Reach versus The Mill 

When news broke last month that Reach would receive money from Google for its local newsletter efforts, it drew some unflattering attention from independent Manchester newsletter The Mill – fueled, perhaps, by Press Gazette’s David versus Goliath headline framing of the story.

The Mill has used Reach’s expansion to call for more sign-ups and greater support for independent media.

[Read more: Manchester Mill celebrates first year and 1,000 members with print run]

What did Higgerson make of the comparison between Reach and The Mill?

“It’s for them to talk about what they’re doing. What we’re doing through the Email Innovation Lab is responding to user research that told us two things,” he said.

“One: that people don’t have time to come to our websites every day and we operate in a 24-hour news cycle, which means that you aren’t guaranteed the most ‘important’ story of the day to be right in front of you. And secondly: there were therefore stories that would be lost in the news cycle. 

“So the plan for us with the email launches in Manchester, Liverpool, Bristol, Nottingham and London was to meet both of those demands. And the response has been really positive so far. 

“Candidly, from our point of view, it’s not a competition. We’ve always said: if people want to come in and launch journalistic enterprises in towns or cities that we’re in, we’ll always welcome that.

“Our experience of moving into other people’s markets, when we launched titles like Yorkshire Live, Leeds Live and Belfast Live – that was very much seen by the industry as Trinity Mirror, latterly Reach, moving into other people’s territories.

“But all we found whenever we’ve moved into a market is the overall size of the local audience grows as well, and I think the other publishers would testify to that. So the competition thing – I don’t really see that… The Evening Standard is not any smaller because of the existence of My London.”

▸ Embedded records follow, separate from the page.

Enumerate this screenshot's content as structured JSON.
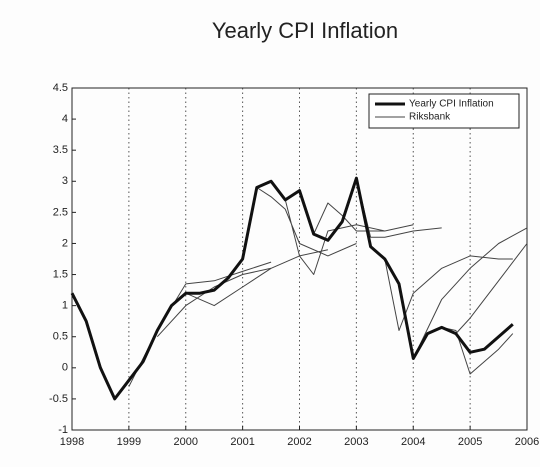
{
  "chart_data": {
    "type": "line",
    "title": "Yearly CPI Inflation",
    "xlim": [
      1998,
      2006
    ],
    "xticks": [
      1998,
      1999,
      2000,
      2001,
      2002,
      2003,
      2004,
      2005,
      2006
    ],
    "ylim": [
      -1,
      4.5
    ],
    "yticks": [
      -1,
      -0.5,
      0,
      0.5,
      1,
      1.5,
      2,
      2.5,
      3,
      3.5,
      4,
      4.5
    ],
    "grid": "x",
    "legend": "upper right",
    "series": [
      {
        "name": "Yearly CPI Inflation",
        "color": "#111111",
        "x": [
          1998,
          1998.25,
          1998.5,
          1998.75,
          1999,
          1999.25,
          1999.5,
          1999.75,
          2000,
          2000.25,
          2000.5,
          2000.75,
          2001,
          2001.25,
          2001.5,
          2001.75,
          2002,
          2002.25,
          2002.5,
          2002.75,
          2003,
          2003.25,
          2003.5,
          2003.75,
          2004,
          2004.25,
          2004.5,
          2004.75,
          2005,
          2005.25,
          2005.5,
          2005.75
        ],
        "values": [
          1.2,
          0.75,
          0,
          -0.5,
          -0.2,
          0.1,
          0.6,
          1.0,
          1.2,
          1.2,
          1.25,
          1.45,
          1.75,
          2.9,
          3.0,
          2.7,
          2.85,
          2.15,
          2.05,
          2.35,
          3.05,
          1.95,
          1.75,
          1.35,
          0.15,
          0.55,
          0.65,
          0.55,
          0.25,
          0.3,
          0.5,
          0.7
        ]
      },
      {
        "name": "Riksbank",
        "color": "#444444",
        "x": [
          1999,
          1999.5,
          2000,
          2000.5,
          2001,
          2001.5,
          null,
          1999.5,
          2000,
          2000.5,
          2001,
          2001.5,
          2002,
          null,
          2000,
          2000.5,
          2001,
          2001.5,
          2002,
          2002.5,
          null,
          2001.25,
          2001.5,
          2001.75,
          2002,
          2002.5,
          2003,
          null,
          2001.75,
          2002,
          2002.25,
          2002.5,
          2003,
          2003.5,
          null,
          2002.25,
          2002.5,
          2002.75,
          2003,
          2003.5,
          2004,
          null,
          2003,
          2003.25,
          2003.5,
          2004,
          2004.5,
          null,
          2003.5,
          2003.75,
          2004,
          2004.5,
          2005,
          2005.5,
          2005.75,
          null,
          2004,
          2004.5,
          2005,
          2005.5,
          2006,
          null,
          2004.5,
          2004.75,
          2005,
          2005.5,
          2005.75,
          null,
          2004.75,
          2005,
          2005.5,
          2006
        ],
        "values": [
          -0.3,
          0.6,
          1.35,
          1.4,
          1.55,
          1.7,
          null,
          0.5,
          1.0,
          1.3,
          1.5,
          1.6,
          1.8,
          null,
          1.2,
          1.0,
          1.3,
          1.6,
          1.8,
          1.9,
          null,
          2.9,
          2.75,
          2.55,
          2.0,
          1.8,
          2.0,
          null,
          2.7,
          1.8,
          1.5,
          2.2,
          2.3,
          2.2,
          null,
          2.15,
          2.65,
          2.45,
          2.2,
          2.2,
          2.3,
          null,
          3.05,
          2.1,
          2.1,
          2.2,
          2.25,
          null,
          1.75,
          0.6,
          1.2,
          1.6,
          1.8,
          1.75,
          1.75,
          null,
          0.15,
          1.1,
          1.6,
          2.0,
          2.25,
          null,
          0.65,
          0.6,
          -0.1,
          0.3,
          0.55,
          null,
          0.55,
          0.8,
          1.4,
          2.0
        ]
      }
    ]
  }
}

The fight for/with social media

Social media has become a big competitor for eyeballs across the news industry. Because of this, Higgerson said: “The single biggest challenge that we’ve got is making people interested in local news, full stop.

“We’ve got some launches coming up as email newsletters that will turn some of our weekly newspapers into, essentially, seven-day brands for people across print and online. Because that’s where you feel the social media pressure the most.

“If there’s a helicopter swirling above your house on a Tuesday, and the paper’s not due out until Friday, by the time the paper comes out on Friday you’ve heard every conspiracy theory about the incredibly dangerous armed robbers hanging out in the local forest. And it actually turns out that [the police] were dealing with something far less sinister. 

“And that’s what we need to do – create relationships with readers so that at least once a day, they’re checking in with us because we’re coming to them and that helps them better inform the conversations they’re having on social media. 

“And that is where the real battle for attention, and indeed revenue, is. It’s far more between social media or search companies and publishers – big or small – than it is between any two publishers of any size.”